The best way to have a better tomorrow is to make smarter and wiser decisions today. And if you wish to have a safe and happy financial future tomorrow you need to do so by starting to invest today. A few decades ago, we had only a handful of options to invest and plan our finances. So, most of us put our money into retirement funds hoping that we would have a safe and secure future and this money would be sufficient.
However, technology has changed the way we handle our money. Everything from the platforms we can invest into planning our future can be done with the touch of a button. The predictive technology only adds to the advantages as the bots can review your finances, evaluate your risk-taking ability, and suggest ideal investment plans. You don’t have to hire a financial advisor or follow their advice blindly. So, what are the various investment options that you have online? Are there any tips and tricks that you could follow? Here’s what you could do!
1. Start Small
When you explore the world of investments online, it could be tempting to jump into the big leagues instantly. However, to mitigate the risk and make sure you don’t land in trouble, you need to start investing small. The best way to get started is by investing your fortune in something like P2P lending, as the return on peer-to-peer lending is significantly high in comparison to other forms of online investments.

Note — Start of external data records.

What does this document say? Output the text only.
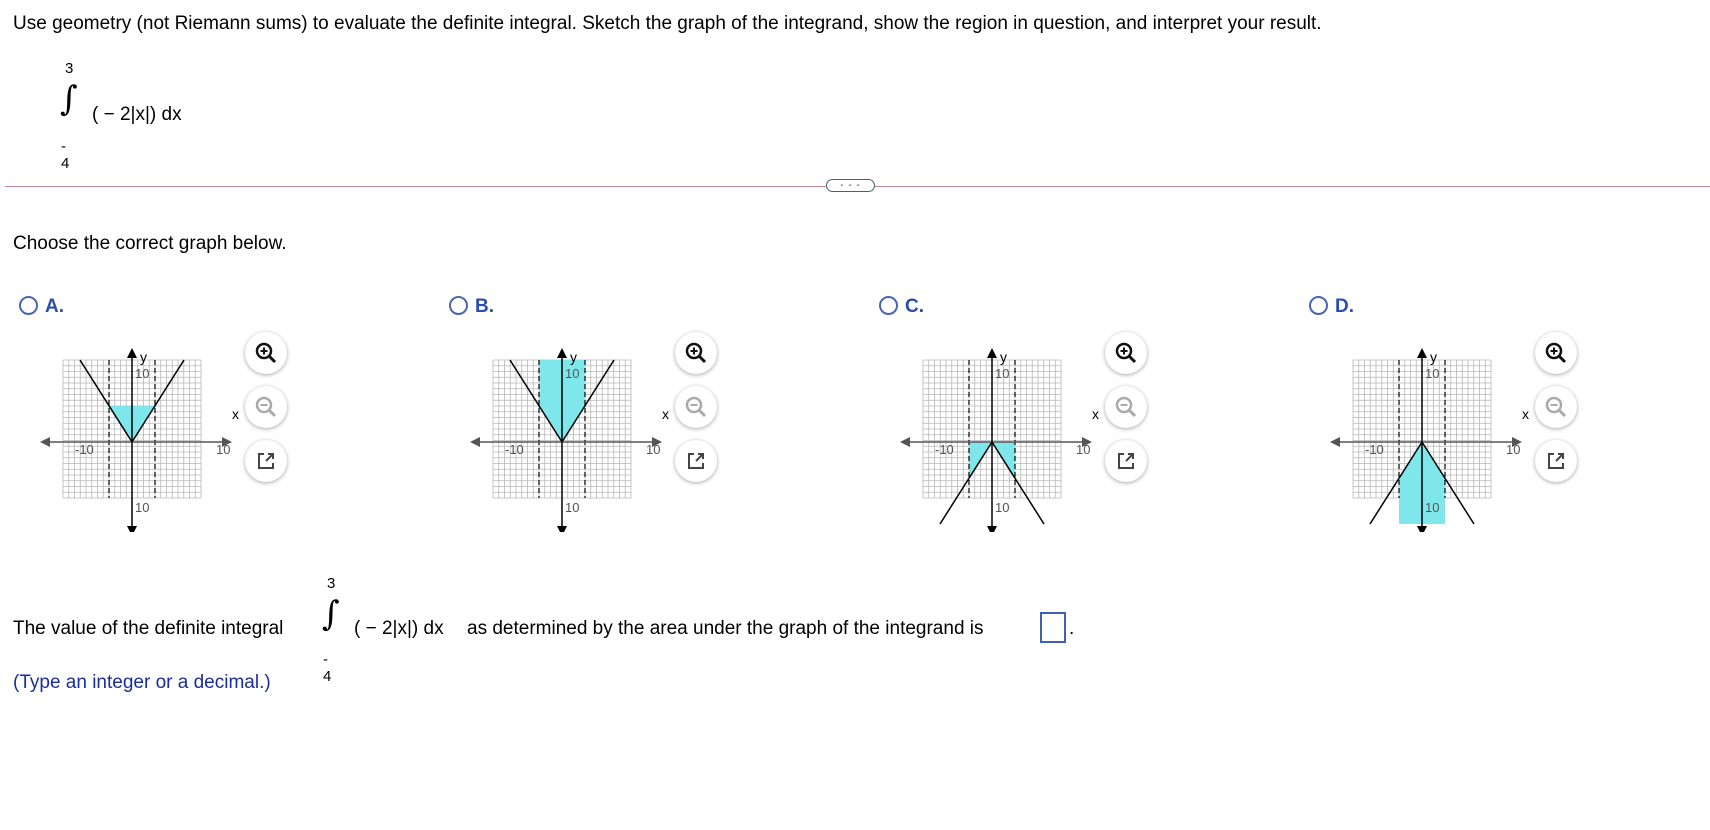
Use geometry (not Riemann sums) to evaluate the definite integral. Sketch the graph of the integrand, show the region in question, and interpret your result.
3
∫ ( − 2|x|) dx
- 4
- - -
Choose the correct graph below.
A.
-10	10
10
10
y
x
B.
-10	10
10
10
y
x
C.
-10	10
10
10
y
x
D.
-10	10
10
10
y
x
The value of the definite integral
3
∫ ( − 2|x|) dx
- 4
as determined by the area under the graph of the integrand is	.
(Type an integer or a decimal.)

In peer-to-peer lending, individuals post their requirements for money, and the platform assesses their profile, creditworthiness, and risk levels before suggesting them to lenders. The individuals can pick a lender based on the interest rate and payback duration. When you are a lender, you can choose to help individuals build their dreams by charging them interest on the amount you loan. You would get a monthly interest besides getting back the principal amount on maturity.
2. Start Early
The best time to start planning your financial future, retirement savings, and investments is as soon as you start earning. That way, you would have saved a significant amount of money by the time you are in your 30s. When you start investing early, the returns or the interest will start adding to your wealth, and you would have more than just your income to support your needs and add to your investments. However, it is never too late to start, so do not worry. You can start investing online even if you have very little money on hand.
3. Try Demo Trading
Stock market trading is an alluring option for most of us. And the fascination for them has surely increased since we all watched the movie The Wolf of Wall Street. However, in real life, things are different, and you might not make a fortune overnight. That is because the stock market is constantly fluctuating, and you might have to understand its nuances before buying or selling a stock. And every time you trade (buy or sell), you pay a commission to the platform or the stockbroker. If you are not making an informed decision, these commissions might amount to more than how much you make.

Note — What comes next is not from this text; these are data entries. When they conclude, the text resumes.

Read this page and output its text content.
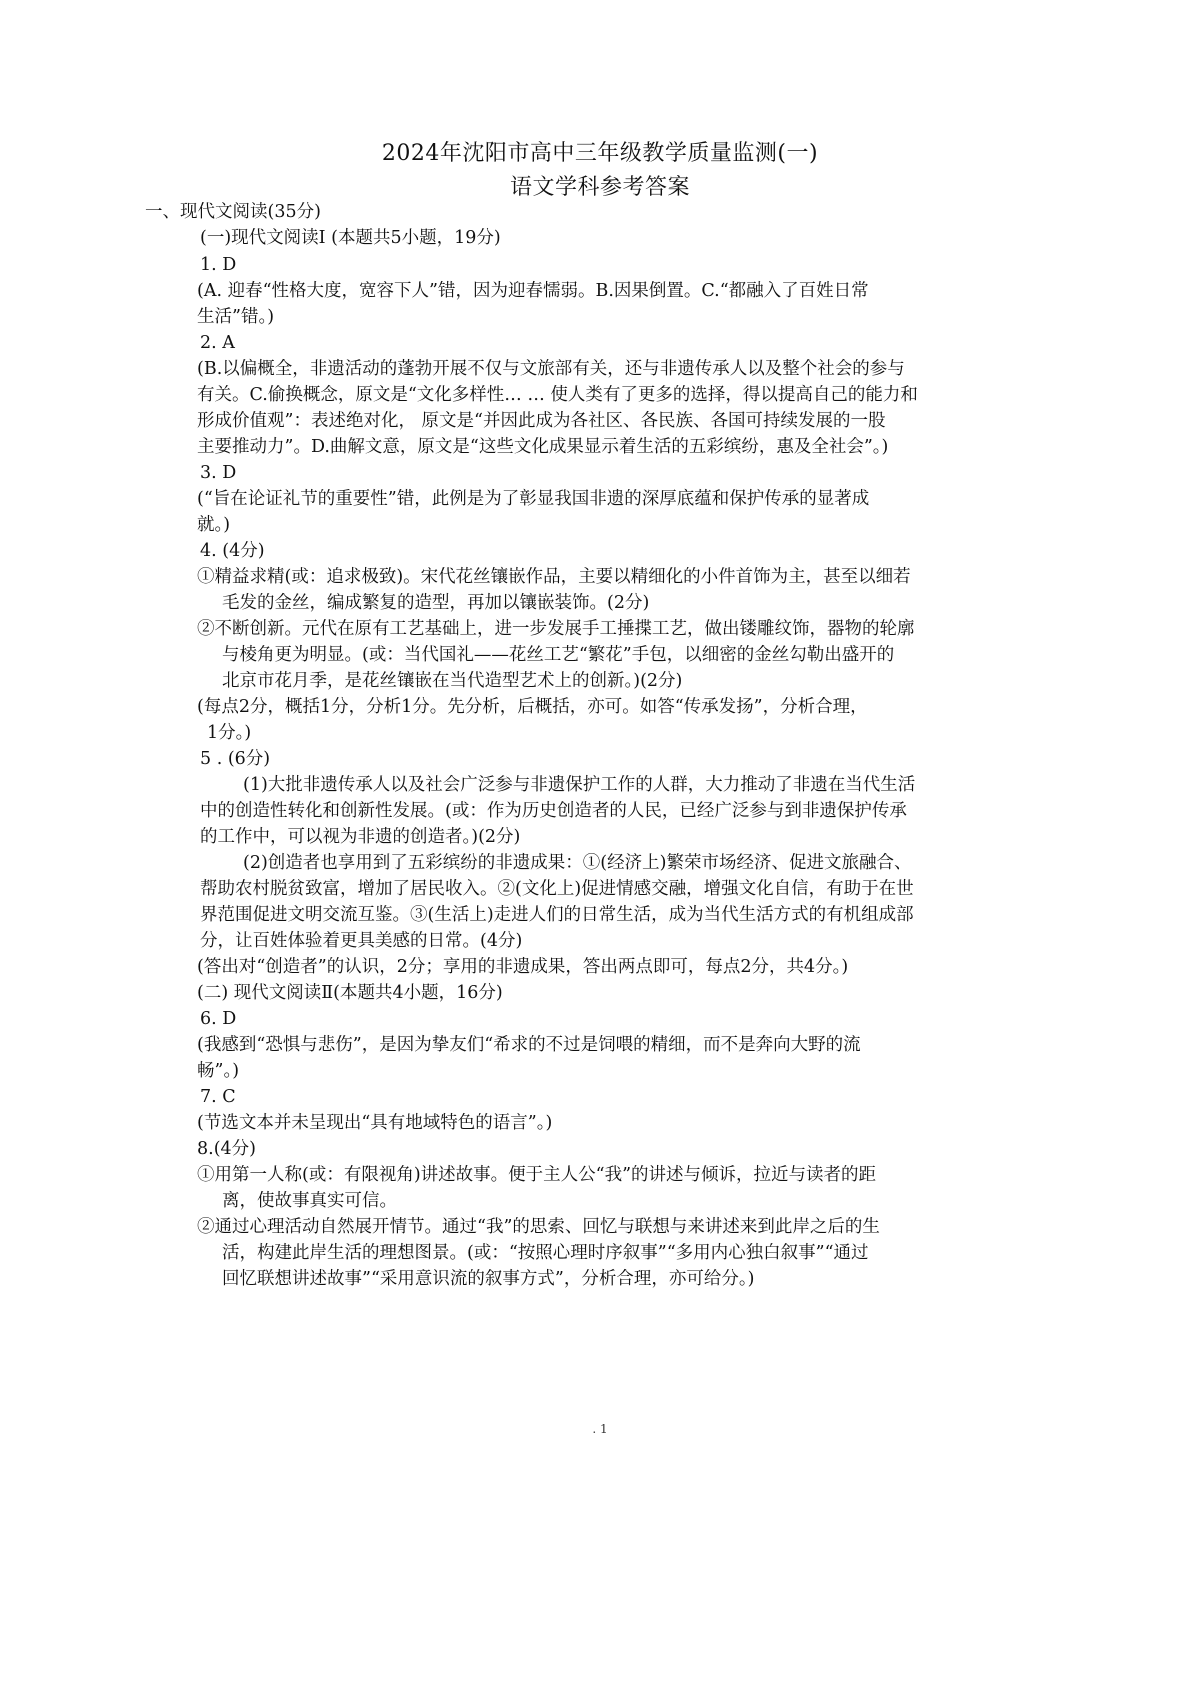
2024年沈阳市高中三年级教学质量监测(一)
语文学科参考答案
一、现代文阅读(35分)
(一)现代文阅读Ⅰ (本题共5小题，19分)
1. D
(A. 迎春“性格大度，宽容下人”错，因为迎春懦弱。B.因果倒置。C.“都融入了百姓日常
生活”错。)
2. A
(B.以偏概全，非遗活动的蓬勃开展不仅与文旅部有关，还与非遗传承人以及整个社会的参与
有关。C.偷换概念，原文是“文化多样性… … 使人类有了更多的选择，得以提高自己的能力和
形成价值观”：表述绝对化， 原文是“并因此成为各社区、各民族、各国可持续发展的一股
主要推动力”。D.曲解文意，原文是“这些文化成果显示着生活的五彩缤纷，惠及全社会”。)
3. D
(“旨在论证礼节的重要性”错，此例是为了彰显我国非遗的深厚底蕴和保护传承的显著成
就。)
4. (4分)
①精益求精(或：追求极致)。宋代花丝镶嵌作品，主要以精细化的小件首饰为主，甚至以细若
毛发的金丝，编成繁复的造型，再加以镶嵌装饰。(2分)
②不断创新。元代在原有工艺基础上，进一步发展手工捶揲工艺，做出镂雕纹饰，器物的轮廓
与棱角更为明显。(或：当代国礼——花丝工艺“繁花”手包，以细密的金丝勾勒出盛开的
北京市花月季，是花丝镶嵌在当代造型艺术上的创新。)(2分)
(每点2分，概括1分，分析1分。先分析，后概括，亦可。如答“传承发扬”，分析合理，
1分。)
5 . (6分)
(1)大批非遗传承人以及社会广泛参与非遗保护工作的人群，大力推动了非遗在当代生活
中的创造性转化和创新性发展。(或：作为历史创造者的人民，已经广泛参与到非遗保护传承
的工作中，可以视为非遗的创造者。)(2分)
(2)创造者也享用到了五彩缤纷的非遗成果：①(经济上)繁荣市场经济、促进文旅融合、
帮助农村脱贫致富，增加了居民收入。②(文化上)促进情感交融，增强文化自信，有助于在世
界范围促进文明交流互鉴。③(生活上)走进人们的日常生活，成为当代生活方式的有机组成部
分，让百姓体验着更具美感的日常。(4分)
(答出对“创造者”的认识，2分；享用的非遗成果，答出两点即可，每点2分，共4分。)
(二) 现代文阅读Ⅱ(本题共4小题，16分)
6. D
(我感到“恐惧与悲伤”，是因为挚友们“希求的不过是饲喂的精细，而不是奔向大野的流
畅”。)
7. C
(节选文本并未呈现出“具有地域特色的语言”。)
8.(4分)
①用第一人称(或：有限视角)讲述故事。便于主人公“我”的讲述与倾诉，拉近与读者的距
离，使故事真实可信。
②通过心理活动自然展开情节。通过“我”的思索、回忆与联想与来讲述来到此岸之后的生
活，构建此岸生活的理想图景。(或：“按照心理时序叙事”“多用内心独白叙事”“通过
回忆联想讲述故事”“采用意识流的叙事方式”，分析合理，亦可给分。)
. 1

Does that mean that you should not invest in stock? Well, the answer is NO! You can always sign up for demo accounts that numerous trading platforms offer and start small. These demo accounts offer you guidance on the best stocks to invest in based on your risk-taking ability, creditworthiness, and asset profile. And the charges that they levy on your transactions are also relatively small. You could start by investing a small amount, watch the market, learn, and test the waters before you take the big leap.
4. Trust in AI
Until a few years ago, all our investment advice came in from financial advisors. However, now technology is taking over that space. Welcome to the world of AI and robot advisors who would assess your portfolio and suggest investment options to build your wealth. AI, we can say, will be the future of investments and banking, so go by the advice of the machines.

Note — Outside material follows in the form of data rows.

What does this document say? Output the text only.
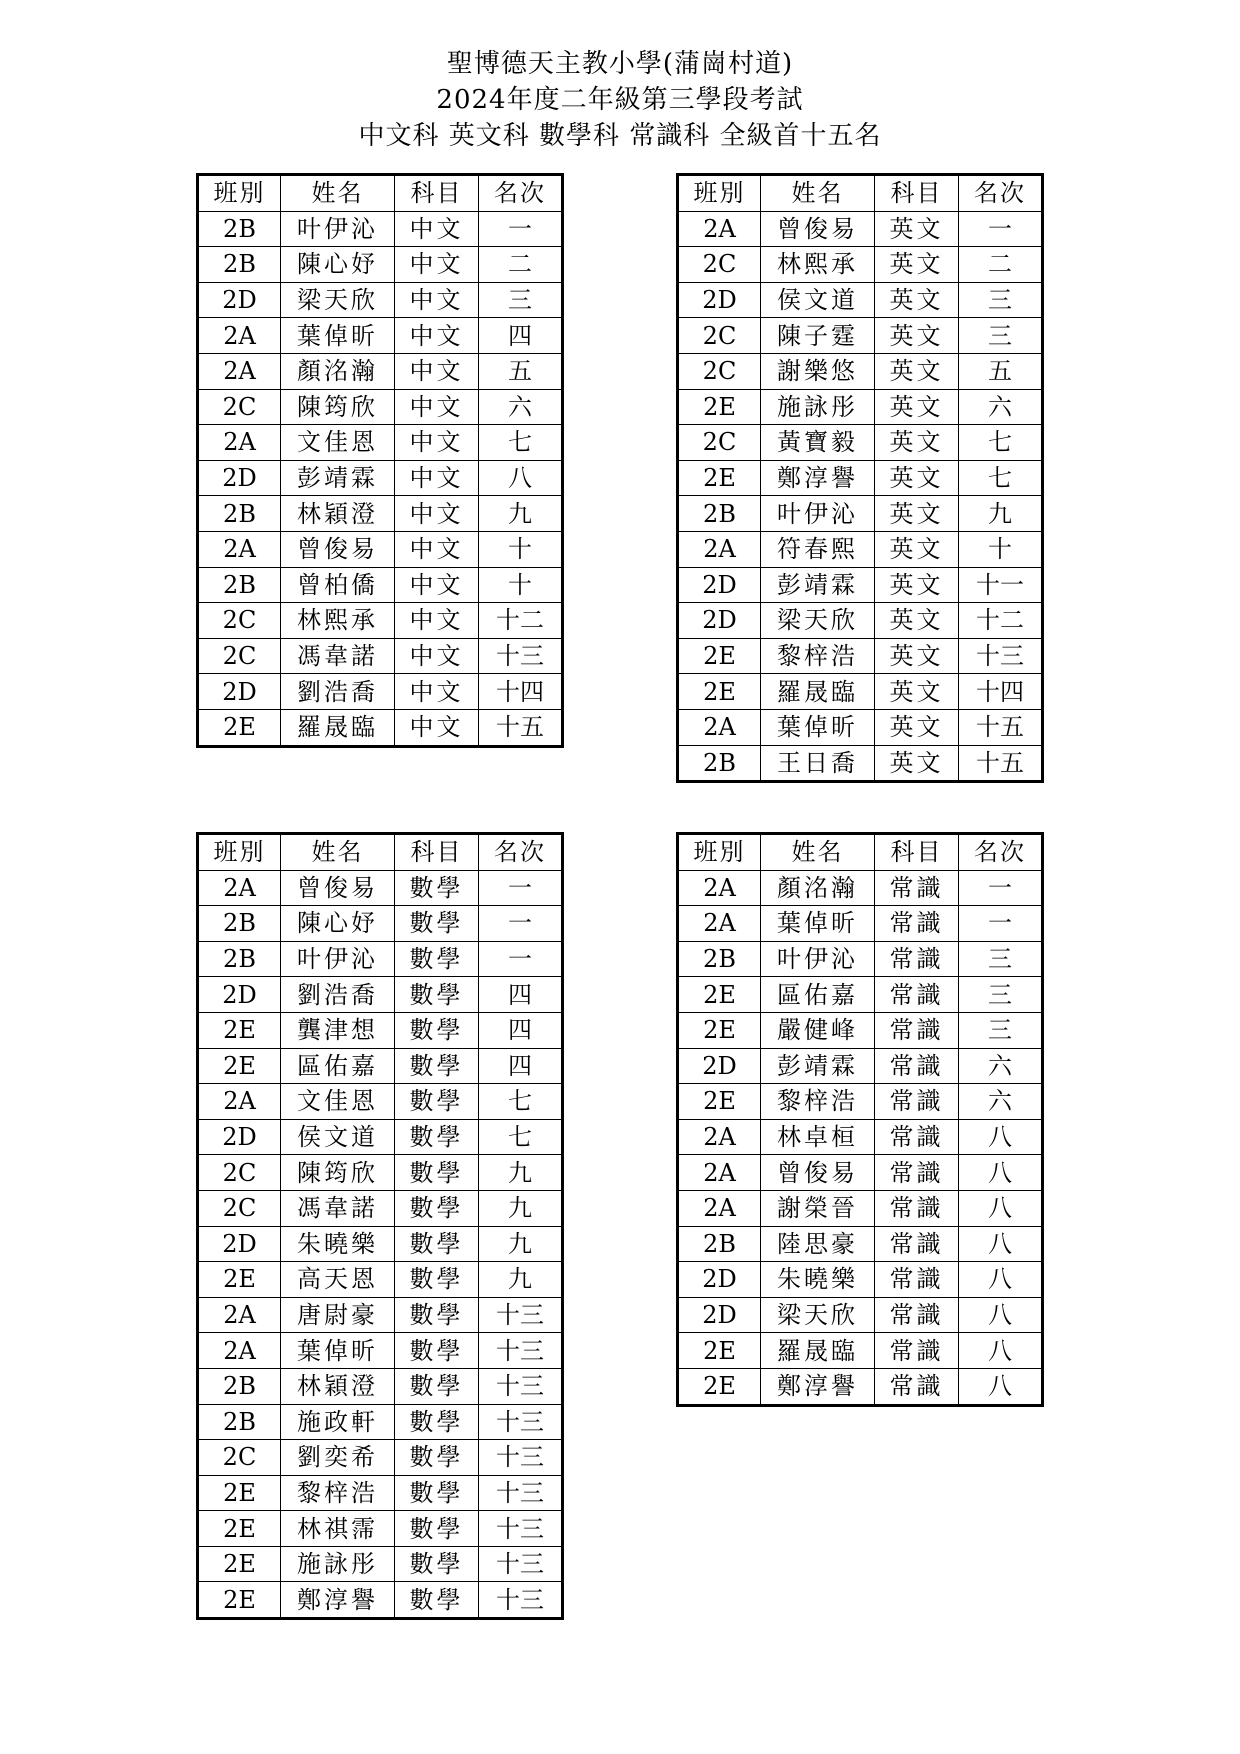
聖博德天主教小學(蒲崗村道)
2024年度二年級第三學段考試
中文科 英文科 數學科 常識科 全級首十五名
班別	姓名	科目	名次
2B	叶伊沁	中文	一
2B	陳心妤	中文	二
2D	梁天欣	中文	三
2A	葉倬昕	中文	四
2A	顏洺瀚	中文	五
2C	陳筠欣	中文	六
2A	文佳恩	中文	七
2D	彭靖霖	中文	八
2B	林穎澄	中文	九
2A	曾俊易	中文	十
2B	曾柏僑	中文	十
2C	林熙承	中文	十二
2C	馮韋諾	中文	十三
2D	劉浩喬	中文	十四
2E	羅晟臨	中文	十五
班別	姓名	科目	名次
2A	曾俊易	英文	一
2C	林熙承	英文	二
2D	侯文道	英文	三
2C	陳子霆	英文	三
2C	謝樂悠	英文	五
2E	施詠彤	英文	六
2C	黃寶毅	英文	七
2E	鄭淳譽	英文	七
2B	叶伊沁	英文	九
2A	符春熙	英文	十
2D	彭靖霖	英文	十一
2D	梁天欣	英文	十二
2E	黎梓浩	英文	十三
2E	羅晟臨	英文	十四
2A	葉倬昕	英文	十五
2B	王日喬	英文	十五
班別	姓名	科目	名次
2A	曾俊易	數學	一
2B	陳心妤	數學	一
2B	叶伊沁	數學	一
2D	劉浩喬	數學	四
2E	龔津想	數學	四
2E	區佑嘉	數學	四
2A	文佳恩	數學	七
2D	侯文道	數學	七
2C	陳筠欣	數學	九
2C	馮韋諾	數學	九
2D	朱曉樂	數學	九
2E	高天恩	數學	九
2A	唐尉豪	數學	十三
2A	葉倬昕	數學	十三
2B	林穎澄	數學	十三
2B	施政軒	數學	十三
2C	劉奕希	數學	十三
2E	黎梓浩	數學	十三
2E	林祺霈	數學	十三
2E	施詠彤	數學	十三
2E	鄭淳譽	數學	十三
班別	姓名	科目	名次
2A	顏洺瀚	常識	一
2A	葉倬昕	常識	一
2B	叶伊沁	常識	三
2E	區佑嘉	常識	三
2E	嚴健峰	常識	三
2D	彭靖霖	常識	六
2E	黎梓浩	常識	六
2A	林卓桓	常識	八
2A	曾俊易	常識	八
2A	謝榮晉	常識	八
2B	陸思豪	常識	八
2D	朱曉樂	常識	八
2D	梁天欣	常識	八
2E	羅晟臨	常識	八
2E	鄭淳譽	常識	八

5. Diversify Your Investments
The cookie jar approach is what works best here. If you are looking to build a strong investment portfolio, you should start small, and invest in multiple options. Just like in the olden days when our parents and grandparents put money in different jars to use for different purposes, you need to have your assets distributed across numerous platforms.
This way, you would not end up losing your entire wealth if the market crashes. Yes, that is possible and every year a lot of people go bankrupt because they put their entire savings in one place. So, here is what you could do. Have some money invested in stocks, some in mutual funds, some in cryptocurrency, some emergency funds, and some liquid cash.
6. Explore Cryptocurrencies
The value of a single bitcoin has grown phenomenally since its launch in 2009. The worth of a single bitcoin in 2009 was $0. The same bitcoin could now be worth anywhere around $50,000.
So, if you had invested a hundred dollars in bitcoin in 2009, it would be worth over 50,47,110 dollars today. However, it is not too late to invest even now. If you were to invest today, you would still make a fortune because the cost of one bitcoin is expected to grow up to one million by 2025.
As bitcoins are completely virtual currencies with end to end encryption, it is not affected by inflation and makes for a great online investment. However, if you noticed, the cryptocurrencies just like any other investments take time to grow in value, so do not invest in them if you are looking for short-term gains. Besides that, most countries do not consider bitcoin to be legal, so watch out for that before you invest!
7. Know When To Stop
Remember the lessons on the marginal utility curve that we learned in school, which apply to investments. You need to know when to stop and liquidate your investments. It could be tempting to see your cryptocurrencies or stocks sore sky high, but is there an assurance that it would stay the same or continue to grow? So, experts suggest that it is important to have a stopping point on your investments online.
Besides these points, it is also important to prepare yourself for a 100 percent loss as all the investments come with a risk factor. And that is why you need to be careful and not leave all your eggs in the same basket.